If there are many proper nouns in a manuscript that contain invented names for characters, the readability score will be higher. To combat this possibility, some writer choose to ignore capitalized words. The way in which the software detect the sentences in a passage will also impact the readability score.
For instance, if every line break is treated as a sentence boundary, the readability score will be higher than if the sentences is detected using balanced mode, which recognize common abbreviations. These two sentence detection modes can be set on the same text to determine whether readability score issues are caused by vocabulary choice or punctuation. The reference tables for the RIX readability scores provide grade bands for each readability score.

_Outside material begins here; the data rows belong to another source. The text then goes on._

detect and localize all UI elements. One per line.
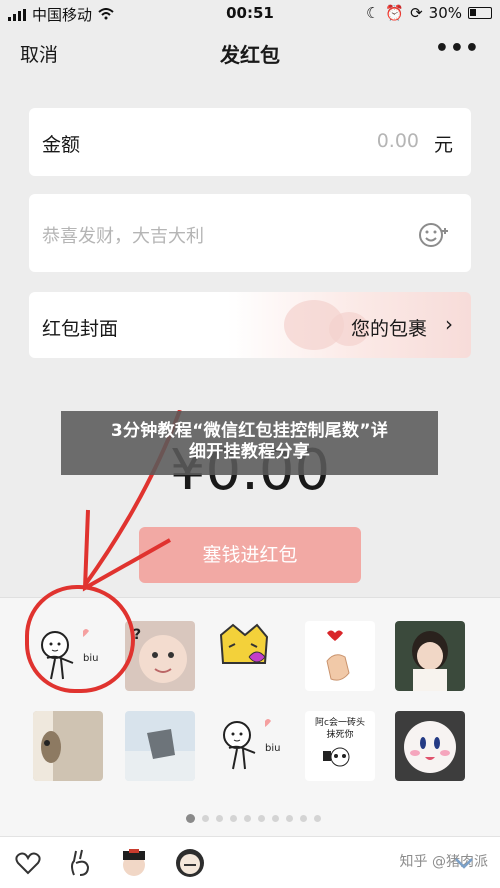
more-button[interactable]: ••• (435, 36, 480, 61)
greeting-field[interactable]: 恭喜发财，大吉大利 (29, 194, 471, 272)
sticker-dog-peek[interactable] (33, 711, 103, 781)
emoji-icon[interactable] (419, 222, 448, 247)
sticker-tab-emperor[interactable] (118, 847, 150, 879)
sticker-yellow-cat[interactable] (215, 621, 285, 691)
amount-field[interactable]: 金额 0.00 元 (29, 108, 471, 176)
pager-dot[interactable] (299, 815, 307, 822)
pager-dot[interactable] (243, 815, 251, 822)
sticker-child-photo[interactable] (395, 621, 465, 691)
sticker-text-panda[interactable]: 阿c会一砖头 抹死你 (305, 711, 375, 781)
cancel-button[interactable]: 取消 (20, 40, 58, 67)
greeting-input[interactable]: 恭喜发财，大吉大利 (42, 222, 204, 248)
cover-value: 您的包裹 (350, 318, 427, 340)
gesture-icon[interactable] (64, 847, 96, 879)
heart-icon[interactable] (12, 847, 44, 879)
svg-text:biu: biu (265, 743, 280, 754)
sticker-finger-heart[interactable] (305, 621, 375, 691)
page-title: 发红包 (220, 43, 280, 67)
pager-dot[interactable] (215, 815, 223, 822)
pager-dot[interactable] (201, 815, 209, 822)
rotation-lock-icon: ⟳ (410, 4, 423, 22)
amount-input[interactable]: 0.00 (377, 130, 419, 152)
sticker-tab-meme[interactable] (174, 847, 206, 879)
overlay-line-2: 细开挂教程分享 (188, 442, 311, 462)
nav-bar: 取消 发红包 ••• (0, 26, 500, 78)
pager-dot[interactable] (313, 815, 321, 822)
annotation-circle (25, 585, 135, 693)
battery-percent: 30% (428, 4, 462, 22)
sticker-landscape[interactable] (125, 711, 195, 781)
pager-dot[interactable] (257, 815, 265, 822)
sticker-text: 阿c会一砖头 抹死你 (315, 718, 365, 740)
amount-unit: 元 (433, 134, 453, 156)
pager-dot[interactable] (185, 814, 195, 823)
sticker-kirby[interactable] (395, 711, 465, 781)
overlay-line-1: 3分钟教程“微信红包挂控制尾数”详 (110, 421, 389, 441)
status-bar: 中国移动 00:51 ☾ ⏰ ⟳ 30% (0, 0, 500, 26)
collapse-icon[interactable] (448, 847, 480, 879)
pager-dot[interactable] (229, 815, 237, 822)
moon-icon: ☾ (365, 4, 380, 22)
amount-label: 金额 (42, 134, 81, 156)
cover-selector[interactable]: 红包封面 您的包裹 › (29, 292, 471, 358)
sticker-baby-face[interactable]: ? (125, 621, 195, 691)
sticker-tab-bar: 知乎 @猪肉派 (0, 836, 500, 888)
pager-dot[interactable] (271, 815, 279, 822)
pager-dots (0, 814, 500, 823)
alarm-icon: ⏰ (385, 4, 405, 22)
sticker-biu-2[interactable]: biu (215, 711, 285, 781)
battery-icon (468, 7, 492, 19)
pager-dot[interactable] (285, 815, 293, 822)
cover-label: 红包封面 (42, 318, 119, 340)
article-title-overlay: 3分钟教程“微信红包挂控制尾数”详 细开挂教程分享 (61, 411, 438, 475)
chevron-right-icon: › (445, 312, 453, 336)
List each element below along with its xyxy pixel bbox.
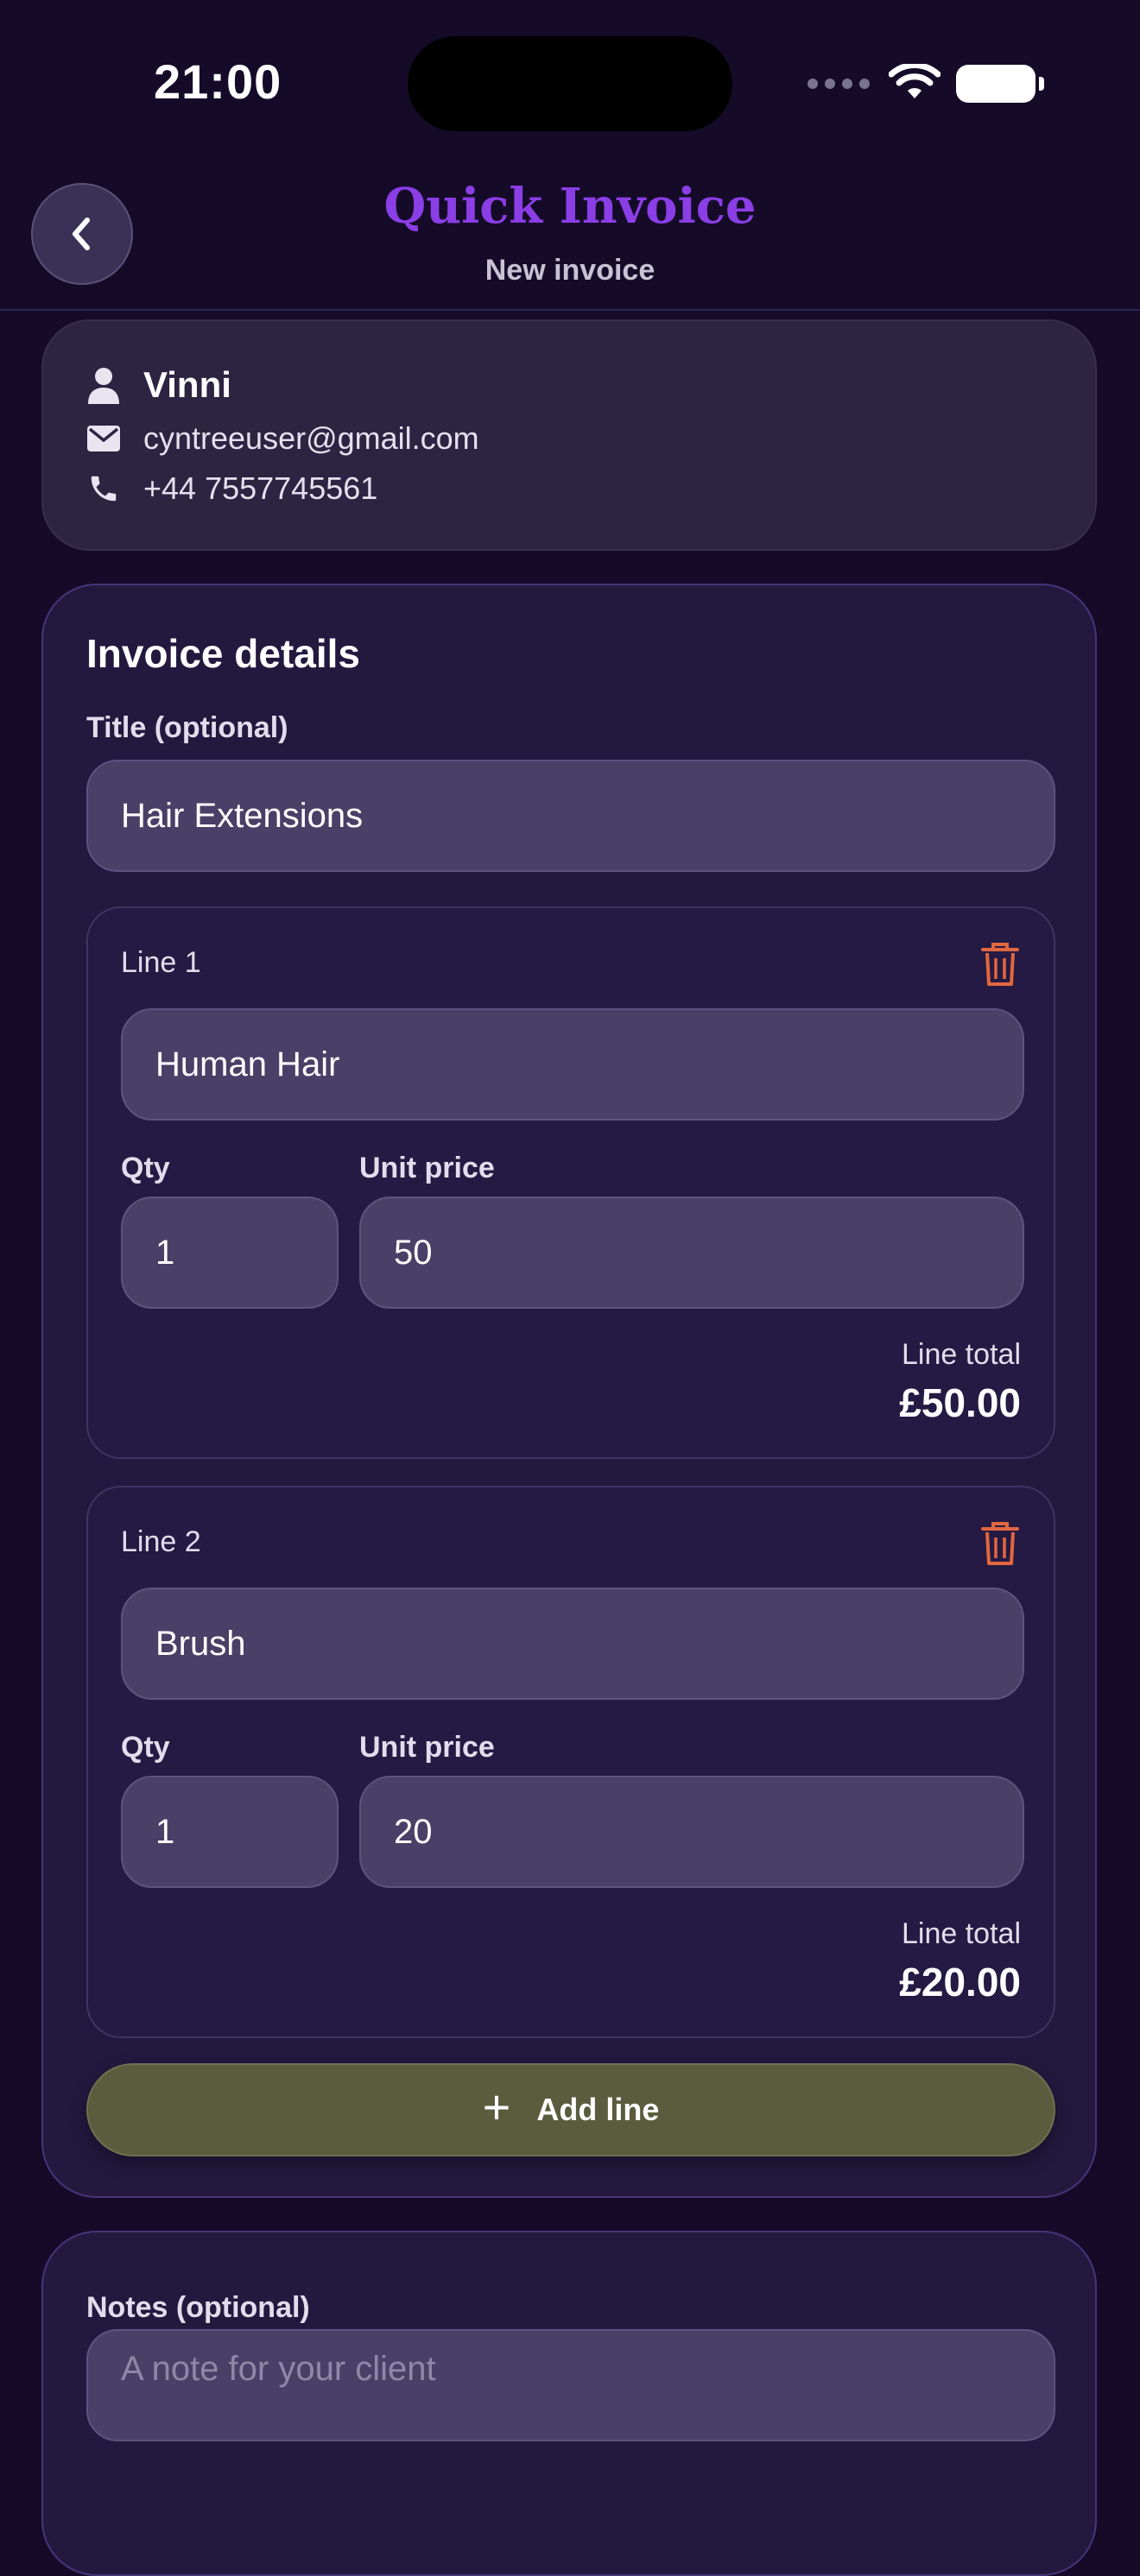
line-total-label: Line total — [902, 1338, 1021, 1371]
line-total-value: £20.00 — [899, 1960, 1021, 2005]
status-bar: 21:00 — [0, 0, 1140, 164]
battery-icon — [956, 65, 1044, 103]
page-subtitle: New invoice — [484, 254, 656, 287]
unit-price-input[interactable]: 50 — [359, 1196, 1024, 1309]
title-label: Title (optional) — [86, 711, 288, 744]
line-description-input[interactable]: Human Hair — [121, 1008, 1024, 1121]
line-total-label: Line total — [902, 1917, 1021, 1950]
navigation-header: Quick Invoice New invoice — [0, 164, 1140, 311]
client-name: Vinni — [143, 364, 231, 405]
client-email: cyntreeuser@gmail.com — [143, 420, 479, 456]
notes-card: Notes (optional) A note for your client — [41, 2231, 1097, 2576]
status-icons — [808, 62, 1044, 105]
client-phone: +44 7557745561 — [143, 470, 378, 506]
unit-price-label: Unit price — [359, 1731, 495, 1764]
qty-input[interactable]: 1 — [121, 1776, 339, 1888]
cellular-signal-icon — [808, 79, 870, 89]
unit-price-label: Unit price — [359, 1152, 495, 1184]
line-item-label: Line 2 — [121, 1525, 201, 1558]
envelope-icon — [85, 420, 123, 458]
client-email-row: cyntreeuser@gmail.com — [85, 420, 479, 458]
trash-icon[interactable] — [979, 1522, 1021, 1567]
add-line-button[interactable]: + Add line — [86, 2063, 1055, 2156]
client-name-row: Vinni — [85, 364, 231, 406]
qty-input[interactable]: 1 — [121, 1196, 339, 1309]
dynamic-island — [408, 36, 732, 131]
add-line-label: Add line — [536, 2092, 660, 2127]
wifi-icon — [889, 64, 940, 98]
qty-label: Qty — [121, 1152, 170, 1184]
page-title: Quick Invoice — [383, 178, 757, 235]
plus-icon: + — [482, 2080, 511, 2134]
trash-icon[interactable] — [979, 943, 1021, 988]
title-input[interactable]: Hair Extensions — [86, 760, 1055, 872]
invoice-details-card: Invoice details Title (optional) Hair Ex… — [41, 584, 1097, 2198]
line-item-label: Line 1 — [121, 946, 201, 979]
client-card: Vinni cyntreeuser@gmail.com +44 75577455… — [41, 319, 1097, 551]
line-total-value: £50.00 — [899, 1380, 1021, 1425]
notes-label: Notes (optional) — [86, 2291, 310, 2324]
notes-input[interactable]: A note for your client — [86, 2329, 1055, 2441]
phone-icon — [85, 470, 123, 508]
person-icon — [85, 366, 123, 404]
line-item-card: Line 2 Brush Qty Unit price 1 20 Line to… — [86, 1486, 1055, 2038]
status-time: 21:00 — [154, 54, 282, 109]
line-description-input[interactable]: Brush — [121, 1588, 1024, 1700]
line-item-card: Line 1 Human Hair Qty Unit price 1 50 Li… — [86, 906, 1055, 1459]
qty-label: Qty — [121, 1731, 170, 1764]
invoice-details-heading: Invoice details — [86, 631, 361, 676]
client-phone-row: +44 7557745561 — [85, 470, 377, 508]
unit-price-input[interactable]: 20 — [359, 1776, 1024, 1888]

These bands is approximations only, though. For example, an academic abstract will typically have a readability score around 5.8 due to the precise definition of many of the terms in the abstract. A young adult scene in a story may have a readability score of 4.2, though the scene may still be appropriate for that age group.
The readability score will highlight instance in which long words are clustered together in sentences. The author can then use that information to decide whether to keep or eliminate those long words. One way for writers to establish a habit in their writing is to calculate the readability score of a passage using two different thresholds for long words.
The first pass through the passage with two different thresholds will show which words are long words. The second pass will show whether shortening some of those long word will cause the readability score to fall into a more comfortable grade band for the target age group of readers. While not every long word need to be eliminated, it is helpful to at least have a list of long words that can be reviewed to determine which to keep and which to eliminate from the text.
Overall, the readability score return a single number to authors and editors. That single number is helpful in that it forces the reader of this passage to look at the text for a second time. For example, the readability score will not tell the author if a sentence is elegant or beautiful.
The readability score will not tell an author if a paragraph contains emotional weight. However, the readability score will tell the author how many sizable word appear in a sentence. Knowing that number provide the editor or author with enough information to make an edit to the text.